La Duchesse prit un peu de temps pour rassembler ses idées. Par où commencer ? Elle n’allait pas raconter au Duc toutes ses aventures de jeunesses, ce qui l’avait conduit à la mairie d’Orléans ou encore à la tête du Duché d’Orléans. Non sans doute valait il mieux s’intéresser aux derniers événements.
Alors, Lexhor d'Amahir, nous allons essayer de brièvement vous conter nostre histoire depuis nostre mariage. Ce dernier nous a unie le 21 mars 1455, avec Baptistin de Cheroy, dit le sublime, nous offrant alors l’immense « honneur » d’entrer dans « l’illustre » famille du même nom.
A cette occasion nous avons donc mis en commun nos biens et nos titres. De mon côté le Duché de Romorantin et la Baronnie de Ferrières et du sien la baronnie de Sully. Nous avions convenu par testament que nos titres iraient à nostre descendance.

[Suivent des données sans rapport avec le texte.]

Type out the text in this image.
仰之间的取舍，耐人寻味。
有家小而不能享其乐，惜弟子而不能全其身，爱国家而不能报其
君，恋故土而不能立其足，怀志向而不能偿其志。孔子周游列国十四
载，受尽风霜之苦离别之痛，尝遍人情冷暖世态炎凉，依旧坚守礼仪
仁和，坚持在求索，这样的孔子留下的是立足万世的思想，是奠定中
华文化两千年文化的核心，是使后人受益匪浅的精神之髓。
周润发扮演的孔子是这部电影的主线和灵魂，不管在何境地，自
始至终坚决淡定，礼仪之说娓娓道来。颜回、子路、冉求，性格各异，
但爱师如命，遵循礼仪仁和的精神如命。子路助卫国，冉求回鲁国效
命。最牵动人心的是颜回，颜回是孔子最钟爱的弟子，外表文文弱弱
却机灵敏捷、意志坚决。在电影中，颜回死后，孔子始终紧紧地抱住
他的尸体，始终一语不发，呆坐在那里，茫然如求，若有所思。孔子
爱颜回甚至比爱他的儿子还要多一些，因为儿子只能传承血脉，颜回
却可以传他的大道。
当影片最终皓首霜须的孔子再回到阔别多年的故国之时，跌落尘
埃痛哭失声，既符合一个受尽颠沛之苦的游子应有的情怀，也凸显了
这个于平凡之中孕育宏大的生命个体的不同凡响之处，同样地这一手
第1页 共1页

Malheureusement cette raisonnable idylle n’aura pas vraiment pu prendre son envol. Lors du siège d’Orléans mené par les infasmes bretons, durant l’été de la même année, nous fûmes très grièvement atteinte. Immobilisée pendant près de deux mois, nous avons donc pris le parti de nous réfugier dans un monastère orléanais. Mais la blessure était plus profonde que prévue, et nous nous sommes petit à petit coupée du monde. Loin de toutes les contingences extérieures, nous avons prié sans relasche ne ménageant point nostre peine.
Ce n’est qu’au cours du printemps dernier que nous avons senti quelque force nous revenir. Après avoir pleuré le décès de feu nostre mari et de nous estre recueillie quelque temps sur sa tombe, nous avons décidé alors à reprendre goust à la vie.
Quelle ne fût pas nostre surprise d’apprendre alors que nos titres nous avait été repris parce nous étions en prière et tellement absorbée par celle-ci que nous avions manqué la cérémonie d’allégeance. Nostre démarche auprès de la hérauderie est restée lettre morte, et nous ne savons ce que nous pouvons faire de plus. Peut estre pourriez vous nous venir en aide sur ce point ?
Corouine attrapa son eau tiède, y trempa les levres et reposa la coupe avant de poursuivre.
D’autre part, nous sommes arrivée au milieu d’un procès inique et sans fondement, de Sieur Alexandre qui s’octroyait nostre baronnie de Sully sous le pretexte que feu nostre mari lui aurait dit qu’il était d’accord. Nous avons alors écrit une lettre pour faire entendre raison à la justice orléanaise, mais il semble que celle-ci, fort marie de la tournure que prenait les événements est considérée que nostre avis n’était point recevable. Nous traitant telle une manante de bas étage, crachant sur le bien fondé de nostre très aristotélicien mariage, nous avons subi une véritable humiliation.
Forte heureusement la hérauderie a su faire la part des choses dans cette affaire, nous attribuant comme il se doit la baronnie de Sully sur Loire.
Vous imaginez donc comme il est difficile pour nous de sentir le poids des regards accusateurs de nostre propre famille d’adoption. Vous devez bien vous rendre compte que chacun de nos pas en ce chasteau, qui fut nostre autrefois, devient pesant. Pourtant nous espérions pouvoir apporter à nostre duché service et conseil, autant que faire se peut, mais nous ne pouvons endurer la vilénie à nostre endroit à chaque instant.
La Duchesse s’arresta, la gorge nouée, des larmes commençant à lui perler aux paupières.